V. Circonstances et Objets (Pourquoi appelle-t-on le médecin ?)
Les missions peuvent concerner :
● Sur le vivant (Judiciaire) : Victimes (coups et blessures, agressions sexuelles, sévices sur enfant), suspects (intoxication
alcoolique/prise de sang), examen d'un prévenu en garde à vue, toxicomane dangereux, certificat d'âge, ou examen psychiatrique
pour un placement.
● Sur un cadavre (Judiciaire) : La levée de corps (examen sur les lieux), le constat de décès, l'autopsie judiciaire, ou
l'exhumation (extraction d'un cadavre).
● Missions Administratives : Pour la santé publique (le maire demande de l'aide lors d'un accident, intoxication collective,
épidémie) ou pour le bon fonctionnement de l'établissement (directeur de l'hôpital).
VI. La CAT (Conduite à Tenir) en Pratique : Les 9 Étapes Les règles ethiques et etiologique à observer dans la réquisition :
C'est le processus exact à suivre quand le médecin reçoit le document :
1. Lire attentivement la réquisition.
2. S'assurer de la présence de toutes les informations obligatoires (forme écrite, identités, signature, etc.).
3. Accepter la réquisition (selon la loi sanitaire et pénale).
4. Se déplacer si la mission l'exige (cas de la levée de corps).
5. Informer sa hiérarchie et noter la réquisition sur un registre spécial réservé à cet effet.
6. Faire l'examen : Se présenter au patient, l'informer de la mission et rechercher son consentement.
7. Gérer le refus du patient (Très important) : Si le patient refuse, aucune pression ne doit être exercée.
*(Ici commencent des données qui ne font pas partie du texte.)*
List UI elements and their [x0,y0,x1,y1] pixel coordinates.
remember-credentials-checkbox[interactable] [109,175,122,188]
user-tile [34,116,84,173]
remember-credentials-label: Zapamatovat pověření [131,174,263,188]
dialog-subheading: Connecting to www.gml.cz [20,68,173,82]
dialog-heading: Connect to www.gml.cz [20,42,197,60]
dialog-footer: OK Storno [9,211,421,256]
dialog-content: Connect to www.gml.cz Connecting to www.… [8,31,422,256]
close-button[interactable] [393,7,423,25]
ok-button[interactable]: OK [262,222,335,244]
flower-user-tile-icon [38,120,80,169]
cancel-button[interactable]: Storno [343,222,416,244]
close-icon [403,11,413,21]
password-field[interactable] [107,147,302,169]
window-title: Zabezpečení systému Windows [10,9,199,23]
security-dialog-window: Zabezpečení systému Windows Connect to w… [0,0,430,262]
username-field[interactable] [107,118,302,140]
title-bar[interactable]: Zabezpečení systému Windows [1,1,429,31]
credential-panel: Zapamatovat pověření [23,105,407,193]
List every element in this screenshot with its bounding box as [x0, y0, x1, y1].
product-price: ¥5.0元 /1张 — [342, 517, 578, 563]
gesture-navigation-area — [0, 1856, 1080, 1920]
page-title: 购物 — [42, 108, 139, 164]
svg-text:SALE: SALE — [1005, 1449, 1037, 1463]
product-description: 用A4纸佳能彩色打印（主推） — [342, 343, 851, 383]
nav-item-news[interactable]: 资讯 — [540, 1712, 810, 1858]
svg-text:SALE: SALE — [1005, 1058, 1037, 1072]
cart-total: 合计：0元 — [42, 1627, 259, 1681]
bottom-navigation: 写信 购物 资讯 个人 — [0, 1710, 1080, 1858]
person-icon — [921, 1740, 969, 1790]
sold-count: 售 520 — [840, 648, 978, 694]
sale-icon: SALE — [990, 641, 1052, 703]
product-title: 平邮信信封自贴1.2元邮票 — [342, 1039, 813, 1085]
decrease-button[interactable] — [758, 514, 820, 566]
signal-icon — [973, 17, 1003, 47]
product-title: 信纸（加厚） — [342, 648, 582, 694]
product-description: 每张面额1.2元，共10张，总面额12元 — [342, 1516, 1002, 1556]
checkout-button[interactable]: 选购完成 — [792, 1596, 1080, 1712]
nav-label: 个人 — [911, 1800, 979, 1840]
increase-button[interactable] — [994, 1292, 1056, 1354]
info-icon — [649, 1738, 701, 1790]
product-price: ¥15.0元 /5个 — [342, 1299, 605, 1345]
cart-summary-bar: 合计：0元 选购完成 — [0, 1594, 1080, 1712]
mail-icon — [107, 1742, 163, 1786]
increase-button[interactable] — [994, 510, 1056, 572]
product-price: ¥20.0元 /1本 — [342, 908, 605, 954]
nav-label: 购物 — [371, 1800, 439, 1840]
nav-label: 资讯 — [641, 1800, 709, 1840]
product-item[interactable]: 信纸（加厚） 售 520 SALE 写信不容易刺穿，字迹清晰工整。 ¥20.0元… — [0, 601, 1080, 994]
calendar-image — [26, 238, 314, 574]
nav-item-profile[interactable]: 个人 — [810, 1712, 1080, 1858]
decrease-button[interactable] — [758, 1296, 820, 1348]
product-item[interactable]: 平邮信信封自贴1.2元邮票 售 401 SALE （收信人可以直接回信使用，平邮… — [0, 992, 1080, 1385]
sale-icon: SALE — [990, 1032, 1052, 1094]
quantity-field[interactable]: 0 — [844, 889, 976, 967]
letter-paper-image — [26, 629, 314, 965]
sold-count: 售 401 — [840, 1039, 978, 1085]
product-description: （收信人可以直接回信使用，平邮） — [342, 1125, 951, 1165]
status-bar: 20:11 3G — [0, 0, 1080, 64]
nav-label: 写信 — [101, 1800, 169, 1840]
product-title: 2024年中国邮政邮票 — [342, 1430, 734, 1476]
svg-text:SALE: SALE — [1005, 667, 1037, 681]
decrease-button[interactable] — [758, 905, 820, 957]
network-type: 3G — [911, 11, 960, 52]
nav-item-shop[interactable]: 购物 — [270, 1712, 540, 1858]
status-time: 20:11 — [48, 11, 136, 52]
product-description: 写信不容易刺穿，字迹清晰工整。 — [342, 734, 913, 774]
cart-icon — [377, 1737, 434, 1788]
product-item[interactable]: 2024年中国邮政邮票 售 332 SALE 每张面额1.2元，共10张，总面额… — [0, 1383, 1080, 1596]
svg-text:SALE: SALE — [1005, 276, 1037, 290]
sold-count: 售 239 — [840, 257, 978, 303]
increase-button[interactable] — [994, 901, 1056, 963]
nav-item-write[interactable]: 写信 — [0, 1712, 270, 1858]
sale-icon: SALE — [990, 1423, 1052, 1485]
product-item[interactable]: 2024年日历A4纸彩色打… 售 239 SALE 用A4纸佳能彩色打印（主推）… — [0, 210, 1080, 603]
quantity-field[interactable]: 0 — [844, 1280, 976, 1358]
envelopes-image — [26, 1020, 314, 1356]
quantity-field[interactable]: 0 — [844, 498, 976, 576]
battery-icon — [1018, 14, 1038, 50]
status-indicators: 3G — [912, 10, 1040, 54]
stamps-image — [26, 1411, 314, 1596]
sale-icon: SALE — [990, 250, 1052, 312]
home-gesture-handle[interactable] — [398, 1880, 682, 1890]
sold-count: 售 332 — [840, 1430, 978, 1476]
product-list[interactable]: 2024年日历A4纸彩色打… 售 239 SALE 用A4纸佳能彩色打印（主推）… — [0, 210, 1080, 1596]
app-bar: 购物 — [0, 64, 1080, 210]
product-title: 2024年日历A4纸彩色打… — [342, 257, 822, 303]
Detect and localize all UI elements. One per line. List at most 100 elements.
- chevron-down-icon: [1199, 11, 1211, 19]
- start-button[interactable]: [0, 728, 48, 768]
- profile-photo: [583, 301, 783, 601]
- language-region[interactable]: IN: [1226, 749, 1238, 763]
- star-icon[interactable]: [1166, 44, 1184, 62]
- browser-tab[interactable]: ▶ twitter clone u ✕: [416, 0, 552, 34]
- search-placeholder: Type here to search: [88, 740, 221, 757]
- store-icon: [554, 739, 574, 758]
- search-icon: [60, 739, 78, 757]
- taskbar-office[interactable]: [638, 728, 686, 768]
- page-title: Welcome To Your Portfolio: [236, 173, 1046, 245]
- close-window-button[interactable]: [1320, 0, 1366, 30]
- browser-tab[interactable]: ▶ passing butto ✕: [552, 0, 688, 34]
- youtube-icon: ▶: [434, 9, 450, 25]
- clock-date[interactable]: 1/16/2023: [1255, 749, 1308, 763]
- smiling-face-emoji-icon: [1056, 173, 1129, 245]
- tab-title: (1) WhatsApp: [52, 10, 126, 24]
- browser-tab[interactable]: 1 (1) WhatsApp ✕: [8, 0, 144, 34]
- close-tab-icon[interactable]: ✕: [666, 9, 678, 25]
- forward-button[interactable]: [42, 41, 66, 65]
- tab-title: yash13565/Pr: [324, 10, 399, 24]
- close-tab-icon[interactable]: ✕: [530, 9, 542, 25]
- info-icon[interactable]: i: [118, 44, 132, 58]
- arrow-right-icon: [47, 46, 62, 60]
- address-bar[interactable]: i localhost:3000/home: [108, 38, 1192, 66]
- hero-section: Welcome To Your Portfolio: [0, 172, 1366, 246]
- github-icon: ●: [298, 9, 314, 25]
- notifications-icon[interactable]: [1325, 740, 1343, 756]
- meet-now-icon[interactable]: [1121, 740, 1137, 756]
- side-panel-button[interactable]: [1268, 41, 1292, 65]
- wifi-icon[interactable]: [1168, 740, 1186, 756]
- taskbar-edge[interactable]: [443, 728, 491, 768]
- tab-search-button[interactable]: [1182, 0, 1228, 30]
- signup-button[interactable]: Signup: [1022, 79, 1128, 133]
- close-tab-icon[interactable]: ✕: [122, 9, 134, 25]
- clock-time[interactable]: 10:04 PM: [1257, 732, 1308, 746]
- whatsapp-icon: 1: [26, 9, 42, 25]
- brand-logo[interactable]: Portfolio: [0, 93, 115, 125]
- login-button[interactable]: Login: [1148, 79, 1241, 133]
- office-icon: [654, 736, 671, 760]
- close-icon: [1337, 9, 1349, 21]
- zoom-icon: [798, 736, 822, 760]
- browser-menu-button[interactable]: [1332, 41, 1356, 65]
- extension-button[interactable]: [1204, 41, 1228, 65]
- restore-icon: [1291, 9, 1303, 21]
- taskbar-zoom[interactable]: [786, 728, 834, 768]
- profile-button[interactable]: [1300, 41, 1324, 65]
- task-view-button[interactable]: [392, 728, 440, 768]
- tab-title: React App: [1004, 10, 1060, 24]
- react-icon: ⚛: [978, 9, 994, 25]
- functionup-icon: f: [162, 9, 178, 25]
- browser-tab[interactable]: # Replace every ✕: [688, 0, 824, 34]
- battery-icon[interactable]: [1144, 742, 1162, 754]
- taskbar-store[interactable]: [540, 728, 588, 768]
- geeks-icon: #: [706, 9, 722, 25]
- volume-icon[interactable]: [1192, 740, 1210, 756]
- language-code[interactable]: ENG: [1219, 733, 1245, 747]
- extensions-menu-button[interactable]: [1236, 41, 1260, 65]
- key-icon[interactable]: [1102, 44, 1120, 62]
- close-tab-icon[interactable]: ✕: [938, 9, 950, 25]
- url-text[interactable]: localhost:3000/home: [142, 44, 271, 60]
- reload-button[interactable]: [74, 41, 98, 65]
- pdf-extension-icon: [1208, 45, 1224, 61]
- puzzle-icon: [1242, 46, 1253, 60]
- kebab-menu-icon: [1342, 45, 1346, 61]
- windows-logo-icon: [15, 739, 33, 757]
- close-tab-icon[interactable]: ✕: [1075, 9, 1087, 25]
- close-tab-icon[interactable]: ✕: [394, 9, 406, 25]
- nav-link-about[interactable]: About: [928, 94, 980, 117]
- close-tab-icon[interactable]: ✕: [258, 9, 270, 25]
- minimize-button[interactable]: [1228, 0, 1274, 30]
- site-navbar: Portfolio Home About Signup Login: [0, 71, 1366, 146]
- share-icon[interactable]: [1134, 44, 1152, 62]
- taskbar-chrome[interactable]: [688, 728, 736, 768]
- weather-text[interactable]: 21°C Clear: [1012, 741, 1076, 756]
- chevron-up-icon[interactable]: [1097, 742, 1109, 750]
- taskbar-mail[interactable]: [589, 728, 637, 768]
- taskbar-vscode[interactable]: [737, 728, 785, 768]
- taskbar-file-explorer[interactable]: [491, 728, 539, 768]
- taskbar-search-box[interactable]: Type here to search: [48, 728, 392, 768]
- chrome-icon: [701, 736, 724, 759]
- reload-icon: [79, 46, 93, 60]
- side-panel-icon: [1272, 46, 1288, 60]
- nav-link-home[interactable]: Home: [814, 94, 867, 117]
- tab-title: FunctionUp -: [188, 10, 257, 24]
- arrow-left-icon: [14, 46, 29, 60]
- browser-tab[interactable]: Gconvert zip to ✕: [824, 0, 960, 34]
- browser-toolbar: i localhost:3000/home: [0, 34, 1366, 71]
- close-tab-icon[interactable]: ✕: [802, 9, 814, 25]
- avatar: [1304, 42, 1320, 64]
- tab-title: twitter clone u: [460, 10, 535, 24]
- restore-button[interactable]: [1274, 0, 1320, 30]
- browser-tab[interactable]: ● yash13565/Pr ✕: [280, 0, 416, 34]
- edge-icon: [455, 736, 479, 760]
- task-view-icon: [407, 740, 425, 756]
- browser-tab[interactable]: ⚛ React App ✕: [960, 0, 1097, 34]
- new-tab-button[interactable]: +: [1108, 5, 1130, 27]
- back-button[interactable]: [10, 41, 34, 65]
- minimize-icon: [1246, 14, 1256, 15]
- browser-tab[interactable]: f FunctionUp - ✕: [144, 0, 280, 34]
Le médecin
note le refus au dos de la réquisition et demande à l'officier de rédiger un "procès-verbal de carence".
8. Rédiger le rapport : Le médecin doit répondre uniquement aux questions posées ("à la mission, rien qu'à la mission") et
bien garder un double (une copie) pour lui.
9. Remettre le rapport : Uniquement à l'autorité requérante (jamais au patient) et impérativement sous pli fermé (enveloppe
scellée).
VII. Les Dérogations (Quand le médecin a-t-il le droit de refuser ?)
Pour justifier un refus légal et éviter les sanctions, on utilise la règle des "4 i" auxquels s'ajoutent deux autres cas de bon sens :
1. Inaptitude physique : Cas de force majeure (le médecin est malade).
2. Inaptitude morale : Lien de parenté avec la victime (impossible d'être objectif).
3. Indisponibilité provisoire : Le médecin est déjà occupé à donner des soins urgents à un malade.
4. Incompétence avouée : La mission technique dépasse ses compétences (ex: spécialité différente).
5. Médecin traitant : Si le médecin requis est le médecin traitant habituel de la personne (souci d'objectivité).
6. Lieu inapproprié : Si les conditions d'examen nuisent à la qualité, l'intimité ou la confidentialité. Remarque : En cas de refus
justifié, le médecin doit le signaler par écrit à l'autorité requérante.